With work being done to increase thermal conductivity in the products and new machinery centers being installed, the facility is ready to move forward, if the county’s monitoring plan upheld, he said. Meanwhile, “We’re confident that the permit is very responsive to community concerns. Combined with the air monitoring at the schools, it shows that we continue to be doing more than what’s required. So we’re hopeful.”

Adding to that hopefulness was a Dec. 1 ADEQ open house at Sunnyside High School, during which community members expressed satisfaction with the permit requirements.

Scheatzle said most of those who showed up were members of the Sunnyside Neighborhood Association. “They came in support of us,” he said, “all dressed in what they called ‘Brush Blue’.”

Officials in attendance at that meeting included representatives from the Pima County Health Department, Sunnyside School District, Tucson Fire Department, University of Arizona, Environment Protection Agency and PDEQ.

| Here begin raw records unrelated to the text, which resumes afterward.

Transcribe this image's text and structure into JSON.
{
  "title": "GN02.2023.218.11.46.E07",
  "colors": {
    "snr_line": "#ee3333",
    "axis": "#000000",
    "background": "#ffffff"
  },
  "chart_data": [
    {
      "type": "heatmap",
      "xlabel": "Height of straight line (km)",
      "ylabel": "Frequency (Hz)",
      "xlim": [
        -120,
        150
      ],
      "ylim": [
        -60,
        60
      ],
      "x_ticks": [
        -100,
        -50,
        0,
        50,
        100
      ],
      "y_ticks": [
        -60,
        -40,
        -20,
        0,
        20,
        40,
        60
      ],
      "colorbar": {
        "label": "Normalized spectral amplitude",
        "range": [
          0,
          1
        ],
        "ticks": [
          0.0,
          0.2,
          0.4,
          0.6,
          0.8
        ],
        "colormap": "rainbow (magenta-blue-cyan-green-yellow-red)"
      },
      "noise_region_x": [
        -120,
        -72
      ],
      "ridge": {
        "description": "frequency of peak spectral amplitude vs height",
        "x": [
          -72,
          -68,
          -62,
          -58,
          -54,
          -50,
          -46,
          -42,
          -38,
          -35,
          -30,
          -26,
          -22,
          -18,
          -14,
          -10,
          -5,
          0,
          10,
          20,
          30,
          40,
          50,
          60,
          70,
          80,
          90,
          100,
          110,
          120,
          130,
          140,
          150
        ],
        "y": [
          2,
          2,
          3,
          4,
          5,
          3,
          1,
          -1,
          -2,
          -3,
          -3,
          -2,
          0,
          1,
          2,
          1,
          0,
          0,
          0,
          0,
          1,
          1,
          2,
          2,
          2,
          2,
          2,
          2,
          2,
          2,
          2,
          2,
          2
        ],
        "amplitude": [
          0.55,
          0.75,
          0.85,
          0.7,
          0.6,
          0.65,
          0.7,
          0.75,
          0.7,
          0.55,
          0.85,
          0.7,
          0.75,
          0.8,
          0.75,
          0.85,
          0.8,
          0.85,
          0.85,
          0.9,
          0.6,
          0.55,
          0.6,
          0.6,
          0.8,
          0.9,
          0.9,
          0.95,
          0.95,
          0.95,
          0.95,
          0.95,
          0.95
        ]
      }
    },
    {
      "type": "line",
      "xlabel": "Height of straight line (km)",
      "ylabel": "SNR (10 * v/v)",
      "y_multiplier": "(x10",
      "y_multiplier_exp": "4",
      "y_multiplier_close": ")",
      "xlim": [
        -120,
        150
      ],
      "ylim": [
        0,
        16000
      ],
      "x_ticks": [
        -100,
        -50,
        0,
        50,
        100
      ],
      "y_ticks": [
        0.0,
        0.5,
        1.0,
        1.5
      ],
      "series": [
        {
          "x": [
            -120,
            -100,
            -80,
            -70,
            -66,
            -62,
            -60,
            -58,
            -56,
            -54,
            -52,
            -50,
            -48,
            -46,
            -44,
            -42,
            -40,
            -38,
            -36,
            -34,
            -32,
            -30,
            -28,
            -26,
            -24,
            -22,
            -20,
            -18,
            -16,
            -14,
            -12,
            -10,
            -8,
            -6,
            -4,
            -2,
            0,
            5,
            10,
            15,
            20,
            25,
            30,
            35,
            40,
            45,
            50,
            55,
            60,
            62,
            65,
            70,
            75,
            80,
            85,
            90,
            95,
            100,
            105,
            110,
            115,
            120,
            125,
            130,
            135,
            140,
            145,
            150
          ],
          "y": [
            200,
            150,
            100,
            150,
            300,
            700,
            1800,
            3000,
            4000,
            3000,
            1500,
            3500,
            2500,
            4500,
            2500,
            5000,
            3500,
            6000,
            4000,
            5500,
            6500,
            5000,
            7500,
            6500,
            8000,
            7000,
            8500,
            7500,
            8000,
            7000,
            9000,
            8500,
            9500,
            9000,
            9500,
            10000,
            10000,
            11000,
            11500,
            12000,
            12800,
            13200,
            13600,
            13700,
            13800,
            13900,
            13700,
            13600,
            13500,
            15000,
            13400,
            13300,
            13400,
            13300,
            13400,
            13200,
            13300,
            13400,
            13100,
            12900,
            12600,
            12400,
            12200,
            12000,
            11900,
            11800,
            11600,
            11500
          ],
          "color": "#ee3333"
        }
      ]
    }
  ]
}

The sparse audience attendance may be an indication of satisfaction with the permit, noted school district spokeswoman Monique Soria.

“PDEQ sent out postcards and the district sent out flyers and the open house was even publicized in the newspaper, so people knew about it,” she said. “There used to be a larger turnout before the permitting process was completed, but people seem to feel they have been informed.”

Sunnyside School Board Memeber Eva Dong, a critic of the Brush plant, was satisfied, Soria said.

“She said she felt that this has been a process where she has been at a lot of meetings and asked a lot of questions about emissions and response to any incident. Now, she feels that, as a community, we’ve had the issues addressed,” Soria said.

In addition, Dong wanted to maintain an independent guarantee that the students and teachers in the Sunnyside schools, adjacent to the Brush plant, were safe, Soria said. “So the fact that Brush is now paying for the monitoring is a victory.”